A: It refers to such writ, order or process issued
by a court of record affecting shares of stocks which by law should be registered to be effective, and also to such instruments which are not the willful acts of the registered owner and which may have been executed even without his knowledge or against his consent.

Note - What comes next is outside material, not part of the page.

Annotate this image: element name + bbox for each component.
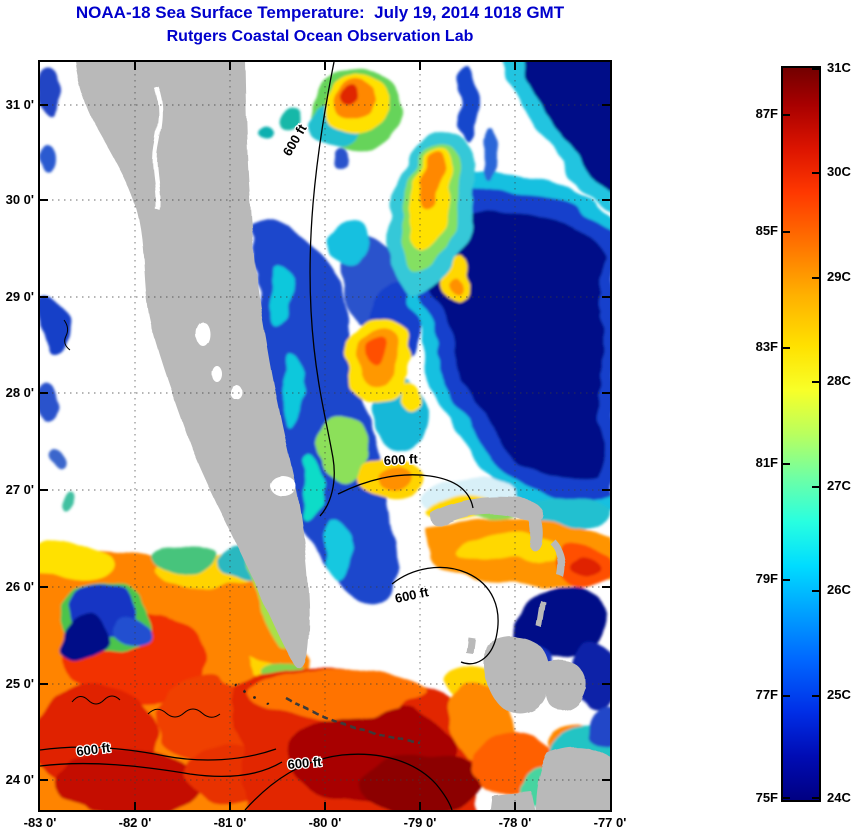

Q: Give examples of involuntary dealings of a share. A: 1. Attachment 2. Sale on execution of judgment or sales for taxes 3. Adverse claims 4. Foreclosure of mortgage of stocks
Q: Must involuntary dealings be registered? A: Yes. It is the act of registration which creates a
constructive notice to the whole world of such instrument or court writ or process and is the operative act that conveys ownership or affects the land insofar as third persons are concerned.
(Aquino, p. 185, 2007 ed)
K. DISSOLUTION AND LIQUIDATION
Q: What is meant by dissolution?
A: It is the extinguishment of the franchise of a
corporation and the termination of its corporate existence.
(1) MODES OF DISSOLUTION
Q: What are the modes of dissolution of corporation? A: Voluntary and Involuntary dissolution. (A) VOLUNTARY Q: What are the voluntary modes of dissolution of a corporation? A: 1. Where no creditors are affected Procedure:
a. Majority vote of the board of directors or trustees; and
b. Resolution duly adopted by the affirmative vote of the stockholders owning at least 2/3 of the outstanding capital stock or at least 2/3 of the members at a meeting duly called for that purpose.
c. A copy of the resolution authorizing the dissolution shall be certified by a majority of the board of directors or trustees and countersigned by the secretary of the corporation.
d. Such copy shall be filed with SEC.